Net earnings for the first six months of 2017 were $191.2 million, or $0.84 per share on a diluted basis, up from net earnings of $157.9 million, or $0.66 per share on a diluted basis for the same period last year. Before reflecting after-tax restructuring and acquisition-related costs in both years, adjusted net earnings were $200.6 million or $0.88 per share on a diluted basis in the first six months of 2017, up 21.3% and 27.5%, respectively, compared to adjusted net earnings of $165.4 million or $0.69 per share in the same period last year. The increase in adjusted net earnings reflected the strong improvement in operating margins and the impact of acquisitions, partly offset by higher financial and income tax expenses. Adjusted EPS growth also reflected the benefit of share repurchases.

Outlook

The Company updated its full year financial guidance for 2017, which it initiated in February this year. Given the Company's performance in the first half of the year, adjusted diluted EPS is now expected to be at the high end of the $1.60-$1.70 range, on projected consolidated and segmented net sales growth which remains in the high-single-digit range. As projected when the Company initiated its 2017 guidance, earnings growth was strong during the first half of 2017, while earnings in the second half of the year will reflect the anniversary of the Alstyle and Peds acquisitions and headwinds from higher raw material costs. The Company also updated its expectations for adjusted EBITDA for 2017 and now anticipates adjusted EBITDA at the high-end of its previous guidance range of $555-$585 million. Capital expenditures for the year are currently projected to come in at approximately $100 million compared to the Company's initial expectation of $125 million and total free cash flow is expected to be in excess of $425 million, up from in excess of $400 million.

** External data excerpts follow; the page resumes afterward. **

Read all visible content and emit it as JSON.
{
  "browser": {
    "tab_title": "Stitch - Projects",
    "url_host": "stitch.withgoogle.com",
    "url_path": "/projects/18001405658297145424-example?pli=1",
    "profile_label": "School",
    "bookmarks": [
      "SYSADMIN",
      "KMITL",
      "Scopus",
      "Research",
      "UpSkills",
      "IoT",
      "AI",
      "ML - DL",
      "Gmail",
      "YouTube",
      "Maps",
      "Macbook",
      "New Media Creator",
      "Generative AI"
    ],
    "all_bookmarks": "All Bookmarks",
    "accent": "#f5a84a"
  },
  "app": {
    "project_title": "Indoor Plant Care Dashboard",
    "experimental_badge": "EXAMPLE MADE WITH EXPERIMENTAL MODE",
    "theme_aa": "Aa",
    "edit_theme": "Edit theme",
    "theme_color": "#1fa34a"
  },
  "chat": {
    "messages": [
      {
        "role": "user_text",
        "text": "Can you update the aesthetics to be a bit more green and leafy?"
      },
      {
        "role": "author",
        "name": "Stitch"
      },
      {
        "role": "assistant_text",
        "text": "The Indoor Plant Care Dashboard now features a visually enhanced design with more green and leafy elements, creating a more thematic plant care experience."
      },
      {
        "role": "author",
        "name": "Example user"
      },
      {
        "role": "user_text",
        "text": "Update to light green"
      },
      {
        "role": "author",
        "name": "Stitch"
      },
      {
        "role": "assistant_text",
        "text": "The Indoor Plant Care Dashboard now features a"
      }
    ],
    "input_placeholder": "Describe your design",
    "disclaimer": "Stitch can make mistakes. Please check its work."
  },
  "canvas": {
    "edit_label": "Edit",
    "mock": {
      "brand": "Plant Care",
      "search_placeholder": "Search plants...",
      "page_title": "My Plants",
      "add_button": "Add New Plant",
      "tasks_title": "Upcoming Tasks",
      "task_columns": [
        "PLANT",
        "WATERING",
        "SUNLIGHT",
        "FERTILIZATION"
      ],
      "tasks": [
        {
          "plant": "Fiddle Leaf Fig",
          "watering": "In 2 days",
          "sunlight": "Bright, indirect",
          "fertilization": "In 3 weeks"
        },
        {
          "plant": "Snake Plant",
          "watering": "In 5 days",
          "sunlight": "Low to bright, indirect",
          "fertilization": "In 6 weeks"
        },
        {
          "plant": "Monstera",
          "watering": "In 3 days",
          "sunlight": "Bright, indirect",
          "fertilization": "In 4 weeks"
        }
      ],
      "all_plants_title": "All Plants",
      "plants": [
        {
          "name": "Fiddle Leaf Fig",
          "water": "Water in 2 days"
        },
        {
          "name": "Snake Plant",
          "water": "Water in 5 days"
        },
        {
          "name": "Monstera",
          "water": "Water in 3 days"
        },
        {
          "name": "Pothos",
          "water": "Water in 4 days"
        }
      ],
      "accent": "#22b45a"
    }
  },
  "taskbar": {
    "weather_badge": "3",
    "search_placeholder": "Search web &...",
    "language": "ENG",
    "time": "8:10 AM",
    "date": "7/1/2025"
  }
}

Declaration of quarterly dividend

The Board of Directors has declared a cash dividend of U.S. $0.0935 per share, payable on September 11, 2017 to shareholders of record on August 17, 2017. This dividend is an "eligible dividend" for the purposes of the Income Tax Act (Canada) and any other applicable provincial legislation pertaining to eligible dividends.

Normal course issuer bid

On February 23, 2017, the Company announced the renewal of a normal course issuer bid (NCIB) beginning February 27, 2017 and expiring February 26, 2018, to purchase for cancellation up to 11,512,267 common shares, representing approximately 5% of the Company's issued and outstanding common shares as of February 17, 2017.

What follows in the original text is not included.